The 71-year-old lives with his wife Karen in Newborough a couple of hours east of Melbourne.
They celebrate 40 years of marriage on Sunday.
Mr Healy did his apprenticeship with the old State Electricity Commission of Victoria as a 17-year-old.
When he went back a couple of years later, at the end of the 1970s, the commission was removing the asbestos from its power stations.
“You could not go anywhere in the power station without the asbestos dust being there,” he recalled.
While now anyone working with asbestos wears a full “space suit” of protective gear, at that time people handling it were given overalls, a paper mask and a balaclava, Mr Healy said.

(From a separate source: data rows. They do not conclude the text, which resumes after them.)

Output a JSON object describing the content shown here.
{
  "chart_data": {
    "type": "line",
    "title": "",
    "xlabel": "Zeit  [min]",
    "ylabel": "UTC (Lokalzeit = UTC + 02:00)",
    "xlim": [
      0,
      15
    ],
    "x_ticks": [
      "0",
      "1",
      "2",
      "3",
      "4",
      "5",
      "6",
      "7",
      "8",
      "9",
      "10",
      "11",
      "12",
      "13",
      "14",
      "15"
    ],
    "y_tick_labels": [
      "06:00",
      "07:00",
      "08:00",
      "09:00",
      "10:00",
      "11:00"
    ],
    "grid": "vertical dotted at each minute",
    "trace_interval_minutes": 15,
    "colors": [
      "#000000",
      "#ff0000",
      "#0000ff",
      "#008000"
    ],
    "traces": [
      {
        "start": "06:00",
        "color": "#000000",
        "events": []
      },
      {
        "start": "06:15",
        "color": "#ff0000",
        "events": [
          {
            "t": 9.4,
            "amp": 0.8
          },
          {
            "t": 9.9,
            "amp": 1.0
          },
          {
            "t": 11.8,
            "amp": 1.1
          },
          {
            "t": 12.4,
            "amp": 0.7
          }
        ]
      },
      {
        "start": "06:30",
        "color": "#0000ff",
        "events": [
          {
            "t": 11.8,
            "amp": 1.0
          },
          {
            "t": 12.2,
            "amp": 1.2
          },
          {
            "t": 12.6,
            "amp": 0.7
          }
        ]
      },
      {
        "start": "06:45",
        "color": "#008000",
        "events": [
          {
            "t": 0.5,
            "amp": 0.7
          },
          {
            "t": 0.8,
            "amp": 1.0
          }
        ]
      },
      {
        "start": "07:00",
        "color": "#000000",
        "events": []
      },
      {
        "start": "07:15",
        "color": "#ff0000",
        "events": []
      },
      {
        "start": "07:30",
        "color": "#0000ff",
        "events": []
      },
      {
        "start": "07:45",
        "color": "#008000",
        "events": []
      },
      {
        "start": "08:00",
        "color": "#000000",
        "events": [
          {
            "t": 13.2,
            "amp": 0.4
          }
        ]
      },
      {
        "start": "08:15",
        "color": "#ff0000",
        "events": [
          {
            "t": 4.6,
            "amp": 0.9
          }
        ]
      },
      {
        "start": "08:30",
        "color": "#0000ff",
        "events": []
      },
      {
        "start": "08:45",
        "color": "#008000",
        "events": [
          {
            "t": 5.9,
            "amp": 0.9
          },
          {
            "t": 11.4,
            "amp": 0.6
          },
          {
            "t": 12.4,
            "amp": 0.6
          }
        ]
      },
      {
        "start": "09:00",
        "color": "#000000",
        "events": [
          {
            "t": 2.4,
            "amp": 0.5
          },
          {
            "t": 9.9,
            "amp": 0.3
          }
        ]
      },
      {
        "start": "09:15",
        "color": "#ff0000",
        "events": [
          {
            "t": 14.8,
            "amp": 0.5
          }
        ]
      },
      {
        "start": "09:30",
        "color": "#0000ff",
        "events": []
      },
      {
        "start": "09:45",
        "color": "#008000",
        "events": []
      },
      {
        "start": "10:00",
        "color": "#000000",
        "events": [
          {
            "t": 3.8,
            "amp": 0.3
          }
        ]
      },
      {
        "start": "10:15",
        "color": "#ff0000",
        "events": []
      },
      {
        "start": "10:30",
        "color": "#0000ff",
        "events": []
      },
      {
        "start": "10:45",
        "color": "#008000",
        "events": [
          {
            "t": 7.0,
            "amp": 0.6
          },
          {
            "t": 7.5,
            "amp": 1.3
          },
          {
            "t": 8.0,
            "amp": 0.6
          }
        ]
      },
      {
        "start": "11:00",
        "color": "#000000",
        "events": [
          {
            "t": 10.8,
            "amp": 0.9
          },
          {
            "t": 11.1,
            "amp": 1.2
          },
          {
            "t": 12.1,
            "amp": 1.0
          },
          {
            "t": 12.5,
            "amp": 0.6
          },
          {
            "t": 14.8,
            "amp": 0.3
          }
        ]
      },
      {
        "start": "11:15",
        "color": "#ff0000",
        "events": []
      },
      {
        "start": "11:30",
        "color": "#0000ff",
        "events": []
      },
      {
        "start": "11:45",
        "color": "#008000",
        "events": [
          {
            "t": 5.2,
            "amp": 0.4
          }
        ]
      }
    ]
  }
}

He was left to work some 20m from the ‘protected’ workers, without any PPE.
Mr Healy left the electricity commission and taught at TAFE for more than 30 years.
He was diagnosed with the cancer mesothelioma six years ago.
It was detected early, the fluid on his lung was removed, and while he still has cancerous cells in his body, he lives a life with physical exercise, including mowing the lawns, walking and working out in his home gym.
Mr Healy says he does not look like a cancer patient, at 188cm tall and “overweight” at 117kg.
“If you met me you would not know I’m a sick little puppy,” he said.
A former Australian Council of Trade Unions member, and longtime Australian Education Union member, he hopes speaking about his experience keeps pressure on governments to fund asbestos-related research, and encourages older men to get regular health checks.
The ACTU says 6.2 million tonnes of asbestos materials remain in our built environment, and asbestos is in one-third of homes.
Along with the Public Health Association, Cancer Council, Asbestos Council of Victoria, Lung Foundation Australia and asbestos-free advocate groups, the union wants to keep pressure on governments.
The collective group wants a review of unlicensed removal, training requirements and occupational exposure limits, and work health and safety regulators to have stronger powers to take action at workplaces.
The push comes amid asbestos being found in mulch at parks and reserves across NSW and Melbourne in recent months.
The NSW Environment Protection Authority is running a criminal investigation into mulch found to contain asbestos across Sydney and regional NSW.
The Victorian EPA says contaminated mulch in Melbourne was caused by illegal dumping and old construction materials being mulched over.